Despite this, I learned a few things, beginning with the shift my alert readers may have noticed already: my hosts were in fact hostesses. Ruzt, Kahhe, and Zam were three sisters, which is the typical household arrangement among the Draconeans. Males are fewer in number, but rather than following the polygamous structure a human society might assume, the Draconeans practice no real marriage at all. Their males live together, in several larger buildings where they are sorted according to their age group, while sister-groups maintain independent houses. They consider the sibling bond to be much more significant than the parental one, and the sororal more significant than the fraternal.

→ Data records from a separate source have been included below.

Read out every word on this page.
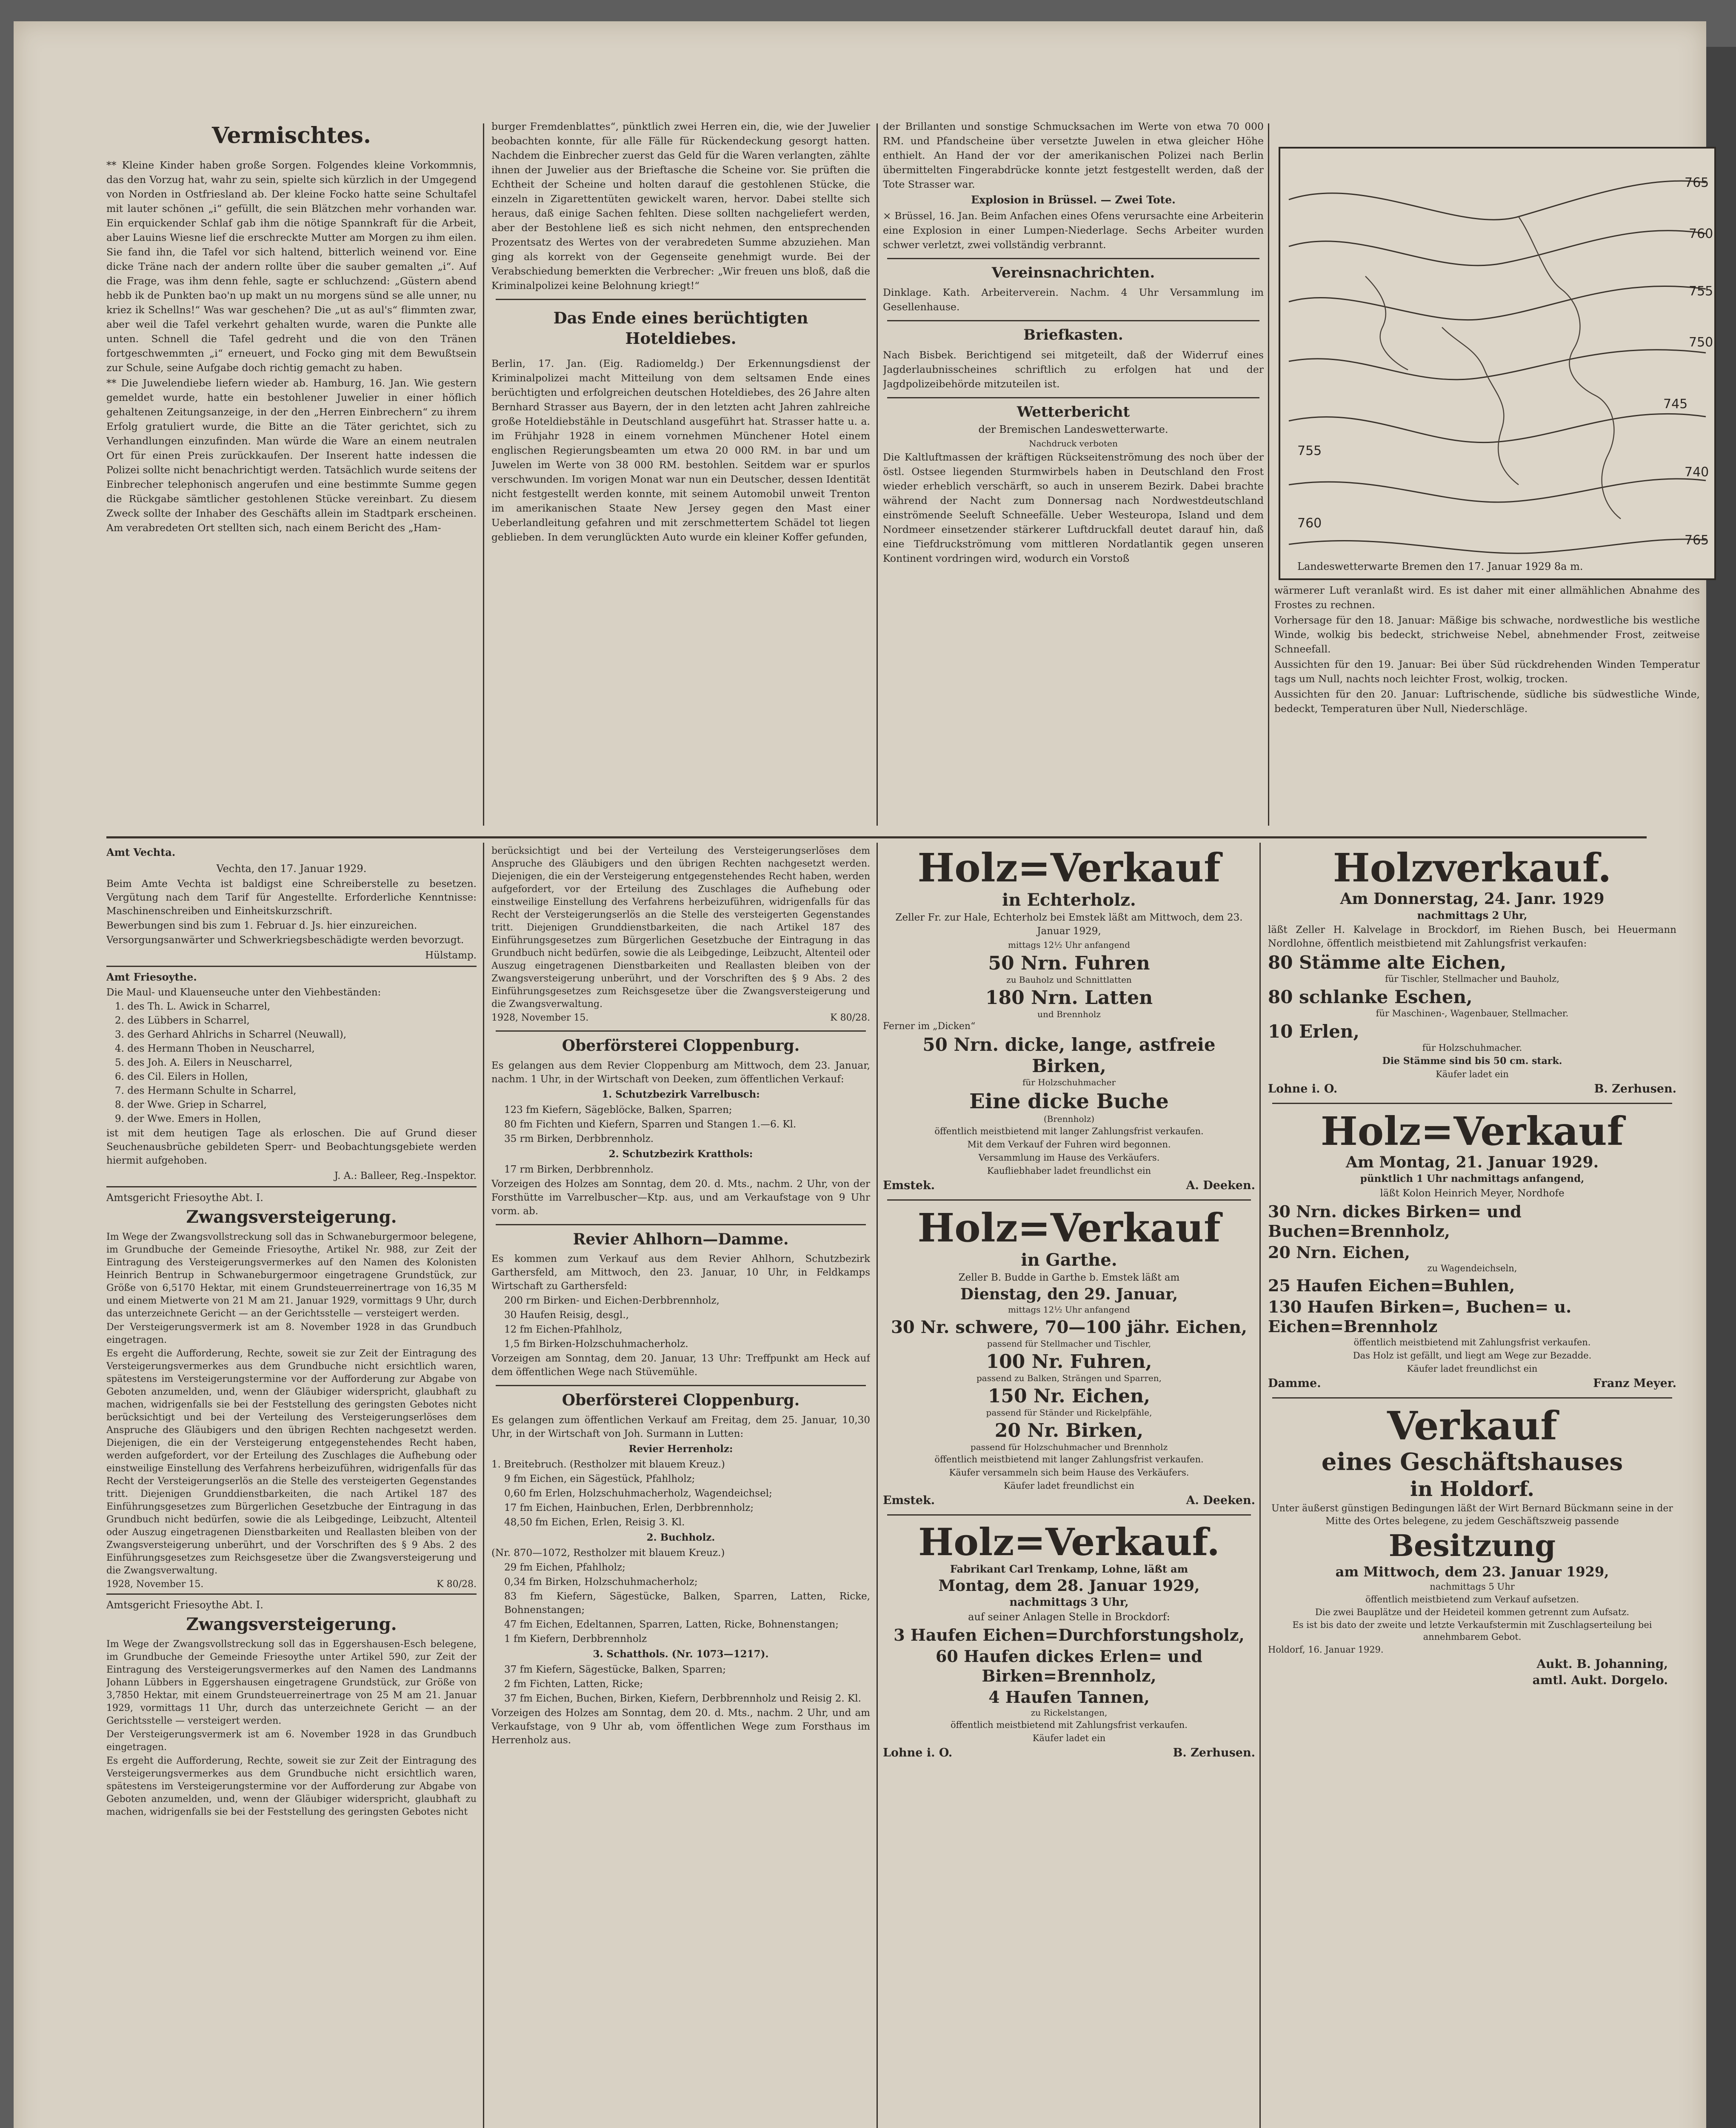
Vermischtes.

** Kleine Kinder haben große Sorgen. Folgendes kleine Vorkommnis, das den Vorzug hat, wahr zu sein, spielte sich kürzlich in der Umgegend von Norden in Ostfriesland ab. Der kleine Focko hatte seine Schultafel mit lauter schönen „i“ gefüllt, die sein Blätzchen mehr vorhanden war. Ein erquickender Schlaf gab ihm die nötige Spannkraft für die Arbeit, aber Lauins Wiesne lief die erschreckte Mutter am Morgen zu ihm eilen. Sie fand ihn, die Tafel vor sich haltend, bitterlich weinend vor. Eine dicke Träne nach der andern rollte über die sauber gemalten „i“. Auf die Frage, was ihm denn fehle, sagte er schluchzend: „Güstern abend hebb ik de Punkten bao'n up makt un nu morgens sünd se alle unner, nu kriez ik Schellns!“ Was war geschehen? Die „ut as aul's“ flimmten zwar, aber weil die Tafel verkehrt gehalten wurde, waren die Punkte alle unten. Schnell die Tafel gedreht und die von den Tränen fortgeschwemmten „i“ erneuert, und Focko ging mit dem Bewußtsein zur Schule, seine Aufgabe doch richtig gemacht zu haben.

** Die Juwelendiebe liefern wieder ab. Hamburg, 16. Jan. Wie gestern gemeldet wurde, hatte ein bestohlener Juwelier in einer höflich gehaltenen Zeitungsanzeige, in der den „Herren Einbrechern“ zu ihrem Erfolg gratuliert wurde, die Bitte an die Täter gerichtet, sich zu Verhandlungen einzufinden. Man würde die Ware an einem neutralen Ort für einen Preis zurückkaufen. Der Inserent hatte indessen die Polizei sollte nicht benachrichtigt werden. Tatsächlich wurde seitens der Einbrecher telephonisch angerufen und eine bestimmte Summe gegen die Rückgabe sämtlicher gestohlenen Stücke vereinbart. Zu diesem Zweck sollte der Inhaber des Geschäfts allein im Stadtpark erscheinen. Am verabredeten Ort stellten sich, nach einem Bericht des „Ham-

burger Fremdenblattes“, pünktlich zwei Herren ein, die, wie der Juwelier beobachten konnte, für alle Fälle für Rückendeckung gesorgt hatten. Nachdem die Einbrecher zuerst das Geld für die Waren verlangten, zählte ihnen der Juwelier aus der Brieftasche die Scheine vor. Sie prüften die Echtheit der Scheine und holten darauf die gestohlenen Stücke, die einzeln in Zigarettentüten gewickelt waren, hervor. Dabei stellte sich heraus, daß einige Sachen fehlten. Diese sollten nachgeliefert werden, aber der Bestohlene ließ es sich nicht nehmen, den entsprechenden Prozentsatz des Wertes von der verabredeten Summe abzuziehen. Man ging als korrekt von der Gegenseite genehmigt wurde. Bei der Verabschiedung bemerkten die Verbrecher: „Wir freuen uns bloß, daß die Kriminalpolizei keine Belohnung kriegt!“

Das Ende eines berüchtigten Hoteldiebes.

Berlin, 17. Jan. (Eig. Radiomeldg.) Der Erkennungsdienst der Kriminalpolizei macht Mitteilung von dem seltsamen Ende eines berüchtigten und erfolgreichen deutschen Hoteldiebes, des 26 Jahre alten Bernhard Strasser aus Bayern, der in den letzten acht Jahren zahlreiche große Hoteldiebstähle in Deutschland ausgeführt hat. Strasser hatte u. a. im Frühjahr 1928 in einem vornehmen Münchener Hotel einem englischen Regierungsbeamten um etwa 20 000 RM. in bar und um Juwelen im Werte von 38 000 RM. bestohlen. Seitdem war er spurlos verschwunden. Im vorigen Monat war nun ein Deutscher, dessen Identität nicht festgestellt werden konnte, mit seinem Automobil unweit Trenton im amerikanischen Staate New Jersey gegen den Mast einer Ueberlandleitung gefahren und mit zerschmettertem Schädel tot liegen geblieben. In dem verunglückten Auto wurde ein kleiner Koffer gefunden,

der Brillanten und sonstige Schmucksachen im Werte von etwa 70 000 RM. und Pfandscheine über versetzte Juwelen in etwa gleicher Höhe enthielt. An Hand der vor der amerikanischen Polizei nach Berlin übermittelten Fingerabdrücke konnte jetzt festgestellt werden, daß der Tote Strasser war.

Explosion in Brüssel. — Zwei Tote.

× Brüssel, 16. Jan. Beim Anfachen eines Ofens verursachte eine Arbeiterin eine Explosion in einer Lumpen-Niederlage. Sechs Arbeiter wurden schwer verletzt, zwei vollständig verbrannt.

Vereinsnachrichten.

Dinklage. Kath. Arbeiterverein. Nachm. 4 Uhr Versammlung im Gesellenhause.

Briefkasten.

Nach Bisbek. Berichtigend sei mitgeteilt, daß der Widerruf eines Jagderlaubnisscheines schriftlich zu erfolgen hat und der Jagdpolizeibehörde mitzuteilen ist.

Wetterbericht

der Bremischen Landeswetterwarte.

Nachdruck verboten

Die Kaltluftmassen der kräftigen Rückseitenströmung des noch über der östl. Ostsee liegenden Sturmwirbels haben in Deutschland den Frost wieder erheblich verschärft, so auch in unserem Bezirk. Dabei brachte während der Nacht zum Donnersag nach Nordwestdeutschland einströmende Seeluft Schneefälle. Ueber Westeuropa, Island und dem Nordmeer einsetzender stärkerer Luftdruckfall deutet darauf hin, daß eine Tiefdruckströmung vom mittleren Nordatlantik gegen unseren Kontinent vordringen wird, wodurch ein Vorstoß

765
760
755
750
745
740
755
760
765
Landeswetterwarte Bremen den 17. Januar 1929 8a m.

wärmerer Luft veranlaßt wird. Es ist daher mit einer allmählichen Abnahme des Frostes zu rechnen.

Vorhersage für den 18. Januar: Mäßige bis schwache, nordwestliche bis westliche Winde, wolkig bis bedeckt, strichweise Nebel, abnehmender Frost, zeitweise Schneefall.

Aussichten für den 19. Januar: Bei über Süd rückdrehenden Winden Temperatur tags um Null, nachts noch leichter Frost, wolkig, trocken.

Aussichten für den 20. Januar: Luftrischende, südliche bis südwestliche Winde, bedeckt, Temperaturen über Null, Niederschläge.

Amt Vechta.

Vechta, den 17. Januar 1929.

Beim Amte Vechta ist baldigst eine Schreiberstelle zu besetzen. Vergütung nach dem Tarif für Angestellte. Erforderliche Kenntnisse: Maschinenschreiben und Einheitskurzschrift.

Bewerbungen sind bis zum 1. Februar d. Js. hier einzureichen.

Versorgungsanwärter und Schwerkriegsbeschädigte werden bevorzugt.

Hülstamp.

Amt Friesoythe.

Die Maul- und Klauenseuche unter den Viehbeständen:

1. des Th. L. Awick in Scharrel,

2. des Lübbers in Scharrel,

3. des Gerhard Ahlrichs in Scharrel (Neuwall),

4. des Hermann Thoben in Neuscharrel,

5. des Joh. A. Eilers in Neuscharrel,

6. des Cil. Eilers in Hollen,

7. des Hermann Schulte in Scharrel,

8. der Wwe. Griep in Scharrel,

9. der Wwe. Emers in Hollen,

ist mit dem heutigen Tage als erloschen. Die auf Grund dieser Seuchenausbrüche gebildeten Sperr- und Beobachtungsgebiete werden hiermit aufgehoben.

J. A.: Balleer, Reg.-Inspektor.

Amtsgericht Friesoythe Abt. I.

Zwangsversteigerung.

Im Wege der Zwangsvollstreckung soll das in Schwaneburgermoor belegene, im Grundbuche der Gemeinde Friesoythe, Artikel Nr. 988, zur Zeit der Eintragung des Versteigerungsvermerkes auf den Namen des Kolonisten Heinrich Bentrup in Schwaneburgermoor eingetragene Grundstück, zur Größe von 6,5170 Hektar, mit einem Grundsteuerreinertrage von 16,35 M und einem Mietwerte von 21 M am 21. Januar 1929, vormittags 9 Uhr, durch das unterzeichnete Gericht — an der Gerichtsstelle — versteigert werden.

Der Versteigerungsvermerk ist am 8. November 1928 in das Grundbuch eingetragen.

Es ergeht die Aufforderung, Rechte, soweit sie zur Zeit der Eintragung des Versteigerungsvermerkes aus dem Grundbuche nicht ersichtlich waren, spätestens im Versteigerungstermine vor der Aufforderung zur Abgabe von Geboten anzumelden, und, wenn der Gläubiger widerspricht, glaubhaft zu machen, widrigenfalls sie bei der Feststellung des geringsten Gebotes nicht berücksichtigt und bei der Verteilung des Versteigerungserlöses dem Anspruche des Gläubigers und den übrigen Rechten nachgesetzt werden. Diejenigen, die ein der Versteigerung entgegenstehendes Recht haben, werden aufgefordert, vor der Erteilung des Zuschlages die Aufhebung oder einstweilige Einstellung des Verfahrens herbeizuführen, widrigenfalls für das Recht der Versteigerungserlös an die Stelle des versteigerten Gegenstandes tritt. Diejenigen Grunddienstbarkeiten, die nach Artikel 187 des Einführungsgesetzes zum Bürgerlichen Gesetzbuche der Eintragung in das Grundbuch nicht bedürfen, sowie die als Leibgedinge, Leibzucht, Altenteil oder Auszug eingetragenen Dienstbarkeiten und Reallasten bleiben von der Zwangsversteigerung unberührt, und der Vorschriften des § 9 Abs. 2 des Einführungsgesetzes zum Reichsgesetze über die Zwangsversteigerung und die Zwangsverwaltung.

1928, November 15.	K 80/28.

Amtsgericht Friesoythe Abt. I.

Zwangsversteigerung.

Im Wege der Zwangsvollstreckung soll das in Eggershausen-Esch belegene, im Grundbuche der Gemeinde Friesoythe unter Artikel 590, zur Zeit der Eintragung des Versteigerungsvermerkes auf den Namen des Landmanns Johann Lübbers in Eggershausen eingetragene Grundstück, zur Größe von 3,7850 Hektar, mit einem Grundsteuerreinertrage von 25 M am 21. Januar 1929, vormittags 11 Uhr, durch das unterzeichnete Gericht — an der Gerichtsstelle — versteigert werden.

Der Versteigerungsvermerk ist am 6. November 1928 in das Grundbuch eingetragen.

Es ergeht die Aufforderung, Rechte, soweit sie zur Zeit der Eintragung des Versteigerungsvermerkes aus dem Grundbuche nicht ersichtlich waren, spätestens im Versteigerungstermine vor der Aufforderung zur Abgabe von Geboten anzumelden, und, wenn der Gläubiger widerspricht, glaubhaft zu machen, widrigenfalls sie bei der Feststellung des geringsten Gebotes nicht

berücksichtigt und bei der Verteilung des Versteigerungserlöses dem Anspruche des Gläubigers und den übrigen Rechten nachgesetzt werden. Diejenigen, die ein der Versteigerung entgegenstehendes Recht haben, werden aufgefordert, vor der Erteilung des Zuschlages die Aufhebung oder einstweilige Einstellung des Verfahrens herbeizuführen, widrigenfalls für das Recht der Versteigerungserlös an die Stelle des versteigerten Gegenstandes tritt. Diejenigen Grunddienstbarkeiten, die nach Artikel 187 des Einführungsgesetzes zum Bürgerlichen Gesetzbuche der Eintragung in das Grundbuch nicht bedürfen, sowie die als Leibgedinge, Leibzucht, Altenteil oder Auszug eingetragenen Dienstbarkeiten und Reallasten bleiben von der Zwangsversteigerung unberührt, und der Vorschriften des § 9 Abs. 2 des Einführungsgesetzes zum Reichsgesetze über die Zwangsversteigerung und die Zwangsverwaltung.

1928, November 15.	K 80/28.

Oberförsterei Cloppenburg.

Es gelangen aus dem Revier Cloppenburg am Mittwoch, dem 23. Januar, nachm. 1 Uhr, in der Wirtschaft von Deeken, zum öffentlichen Verkauf:

1. Schutzbezirk Varrelbusch:

123 fm Kiefern, Sägeblöcke, Balken, Sparren;

80 fm Fichten und Kiefern, Sparren und Stangen 1.—6. Kl.

35 rm Birken, Derbbrennholz.

2. Schutzbezirk Kratthols:

17 rm Birken, Derbbrennholz.

Vorzeigen des Holzes am Sonntag, dem 20. d. Mts., nachm. 2 Uhr, von der Forsthütte im Varrelbuscher—Ktp. aus, und am Verkaufstage von 9 Uhr vorm. ab.

Revier Ahlhorn—Damme.

Es kommen zum Verkauf aus dem Revier Ahlhorn, Schutzbezirk Garthersfeld, am Mittwoch, den 23. Januar, 10 Uhr, in Feldkamps Wirtschaft zu Garthersfeld:

200 rm Birken- und Eichen-Derbbrennholz,

30 Haufen Reisig, desgl.,

12 fm Eichen-Pfahlholz,

1,5 fm Birken-Holzschuhmacherholz.

Vorzeigen am Sonntag, dem 20. Januar, 13 Uhr: Treffpunkt am Heck auf dem öffentlichen Wege nach Stüvemühle.

Oberförsterei Cloppenburg.

Es gelangen zum öffentlichen Verkauf am Freitag, dem 25. Januar, 10,30 Uhr, in der Wirtschaft von Joh. Surmann in Lutten:

Revier Herrenholz:

1. Breitebruch. (Restholzer mit blauem Kreuz.)

9 fm Eichen, ein Sägestück, Pfahlholz;

0,60 fm Erlen, Holzschuhmacherholz, Wagendeichsel;

17 fm Eichen, Hainbuchen, Erlen, Derbbrennholz;

48,50 fm Eichen, Erlen, Reisig 3. Kl.

2. Buchholz.

(Nr. 870—1072, Restholzer mit blauem Kreuz.)

29 fm Eichen, Pfahlholz;

0,34 fm Birken, Holzschuhmacherholz;

83 fm Kiefern, Sägestücke, Balken, Sparren, Latten, Ricke, Bohnenstangen;

47 fm Eichen, Edeltannen, Sparren, Latten, Ricke, Bohnenstangen;

1 fm Kiefern, Derbbrennholz

3. Schatthols. (Nr. 1073—1217).

37 fm Kiefern, Sägestücke, Balken, Sparren;

2 fm Fichten, Latten, Ricke;

37 fm Eichen, Buchen, Birken, Kiefern, Derbbrennholz und Reisig 2. Kl.

Vorzeigen des Holzes am Sonntag, dem 20. d. Mts., nachm. 2 Uhr, und am Verkaufstage, von 9 Uhr ab, vom öffentlichen Wege zum Forsthaus im Herrenholz aus.

Holz=Verkauf

in Echterholz.

Zeller Fr. zur Hale, Echterholz bei Emstek läßt am Mittwoch, dem 23. Januar 1929,

mittags 12½ Uhr anfangend

50 Nrn. Fuhren

zu Bauholz und Schnittlatten

180 Nrn. Latten

und Brennholz

Ferner im „Dicken“

50 Nrn. dicke, lange, astfreie Birken,

für Holzschuhmacher

Eine dicke Buche

(Brennholz)

öffentlich meistbietend mit langer Zahlungsfrist verkaufen.

Mit dem Verkauf der Fuhren wird begonnen.

Versammlung im Hause des Verkäufers.

Kaufliebhaber ladet freundlichst ein

Emstek.	A. Deeken.

Holz=Verkauf

in Garthe.

Zeller B. Budde in Garthe b. Emstek läßt am

Dienstag, den 29. Januar,

mittags 12½ Uhr anfangend

30 Nr. schwere, 70—100 jähr. Eichen,

passend für Stellmacher und Tischler,

100 Nr. Fuhren,

passend zu Balken, Strängen und Sparren,

150 Nr. Eichen,

passend für Ständer und Rickelpfähle,

20 Nr. Birken,

passend für Holzschuhmacher und Brennholz

öffentlich meistbietend mit langer Zahlungsfrist verkaufen.

Käufer versammeln sich beim Hause des Verkäufers.

Käufer ladet freundlichst ein

Emstek.	A. Deeken.

Holz=Verkauf.

Fabrikant Carl Trenkamp, Lohne, läßt am

Montag, dem 28. Januar 1929,

nachmittags 3 Uhr,

auf seiner Anlagen Stelle in Brockdorf:

3 Haufen Eichen=Durchforstungsholz,

60 Haufen dickes Erlen= und Birken=Brennholz,

4 Haufen Tannen,

zu Rickelstangen,

öffentlich meistbietend mit Zahlungsfrist verkaufen.

Käufer ladet ein

Lohne i. O.	B. Zerhusen.

Holzverkauf.

Am Donnerstag, 24. Janr. 1929

nachmittags 2 Uhr,

läßt Zeller H. Kalvelage in Brockdorf, im Riehen Busch, bei Heuermann Nordlohne, öffentlich meistbietend mit Zahlungsfrist verkaufen:

80 Stämme alte Eichen,

für Tischler, Stellmacher und Bauholz,

80 schlanke Eschen,

für Maschinen-, Wagenbauer, Stellmacher.

10 Erlen,

für Holzschuhmacher.

Die Stämme sind bis 50 cm. stark.

Käufer ladet ein

Lohne i. O.	B. Zerhusen.

Holz=Verkauf

Am Montag, 21. Januar 1929.

pünktlich 1 Uhr nachmittags anfangend,

läßt Kolon Heinrich Meyer, Nordhofe

30 Nrn. dickes Birken= und Buchen=Brennholz,

20 Nrn. Eichen,

zu Wagendeichseln,

25 Haufen Eichen=Buhlen,

130 Haufen Birken=, Buchen= u. Eichen=Brennholz

öffentlich meistbietend mit Zahlungsfrist verkaufen.

Das Holz ist gefällt, und liegt am Wege zur Bezadde.

Käufer ladet freundlichst ein

Damme.	Franz Meyer.

Verkauf

eines Geschäftshauses

in Holdorf.

Unter äußerst günstigen Bedingungen läßt der Wirt Bernard Bückmann seine in der Mitte des Ortes belegene, zu jedem Geschäftszweig passende

Besitzung

am Mittwoch, dem 23. Januar 1929,

nachmittags 5 Uhr

öffentlich meistbietend zum Verkauf aufsetzen.

Die zwei Bauplätze und der Heideteil kommen getrennt zum Aufsatz.

Es ist bis dato der zweite und letzte Verkaufstermin mit Zuschlagserteilung bei annehmbarem Gebot.

Holdorf, 16. Januar 1929.

Aukt. B. Johanning,

amtl. Aukt. Dorgelo.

Imsali was not the only village in the region. On a clear day I could see smoke arising in other places around the Sanctuary—for that was how I came to think of the basin that encircled the great central peak, known to the Draconeans as Anshakkar. The ring of mountains surrounding it (of which Gyaptse and Cheja are but two) is nearly impassible; the col by which I entered is one of the lowest points in that ring, and as you have seen, it is not easy to traverse. Mountaineers may scale it, of course—but it is only in recent history that mountaineers have begun to frequent the region, people well equipped for the climbing of ridges and peaks, and motivated less by the search for new pastures or arable land or even trading routes than by the desire to conquer untrammeled terrain. For the inhabitants on all sides, the way is too forbidding to be worthwhile. What good would it do to enter such a place? Departure is too difficult; anyone who lived within would be isolated from the world without.